Adeno-associated virus vector-mediated systemic interleukin-10 expression ameliorates hypertensive organ damage in Dahl salt-sensitive rats.

BACKGROUND

Inflammation plays an important role in the pathogenesis of hypertension and hypertensive organ damage. Interleukin (IL)-10, a pleiotropic anti-inflammatory cytokine, exerts vasculoprotective effects in many animal models. In the present study, we examined the preventive effects of adeno-associated virus (AAV) vector-mediated sustained IL-10 expression against hypertensive heart disease and renal dysfunction in Dahl salt-sensitive rats.

METHODS

We injected the rats intramuscularly with an AAV type 1-based vector encoding rat IL-10 or enhanced green fluorescent protein (EGFP) at 5 weeks of age; subsequently, the rats were fed a high-sodium diet from 6 weeks of age.

RESULTS

Sustained IL-10 expression significantly improved survival rate of Dahl salt-sensitive rats compared with EGFP expression (62.5% versus 0%, p < 0.001); it also caused 26.0% reduction in systolic blood pressure at 15 weeks (p < 0.0001). Echocardiography exhibited a 22.0% reduction in hypertrophy (p < 0.0001) and a 26.3% improvement in fractional shortening (p < 0.0001) of the rat left ventricle in the IL-10 group compared to the EGFP group.

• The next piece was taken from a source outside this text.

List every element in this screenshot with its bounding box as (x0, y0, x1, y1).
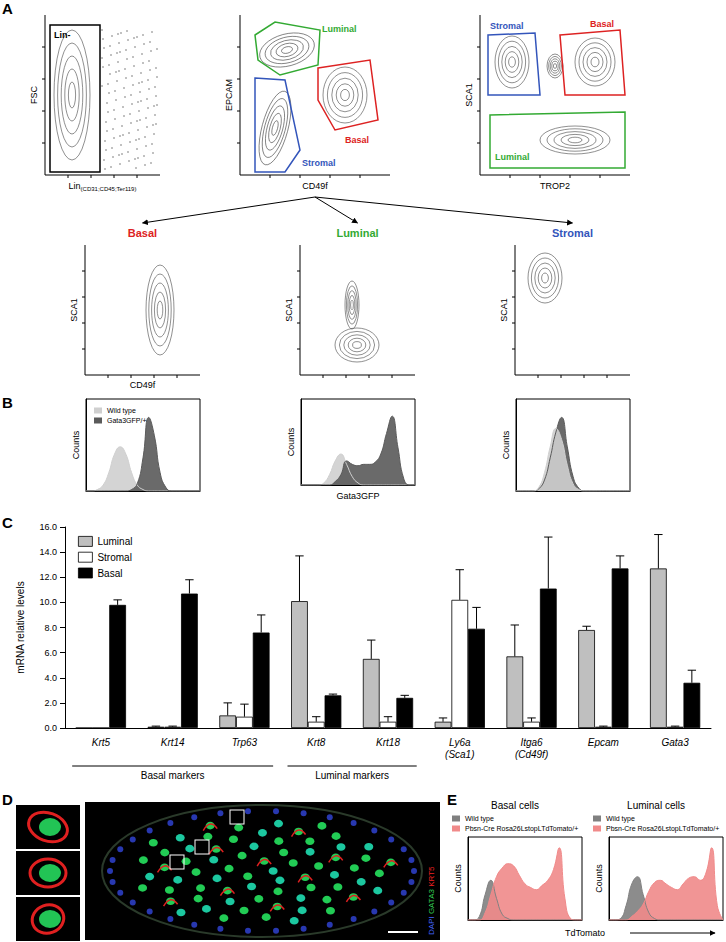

IL-10 expression also caused a 21.7% decrease in the heart weight/body weight index and cardiac atrial natriuretic peptide levels. Histopathological studies revealed that IL-10 decreased inflammatory cell infiltration, fibrosis, and transforming growth factor-beta(1) levels in the failing heart. Furthermore, IL-10 expression significantly reduced urine protein excretion with increased glomerular filtration rates.

CONCLUSIONS

This is the first study to demonstrate that the anti-inflammatory cytokine IL-10 has a significant anti-hypertensive effect. AAV vector-mediated IL-10 expression potentially prevents the progression of refractory hypertension and hypertensive organ damage in humans.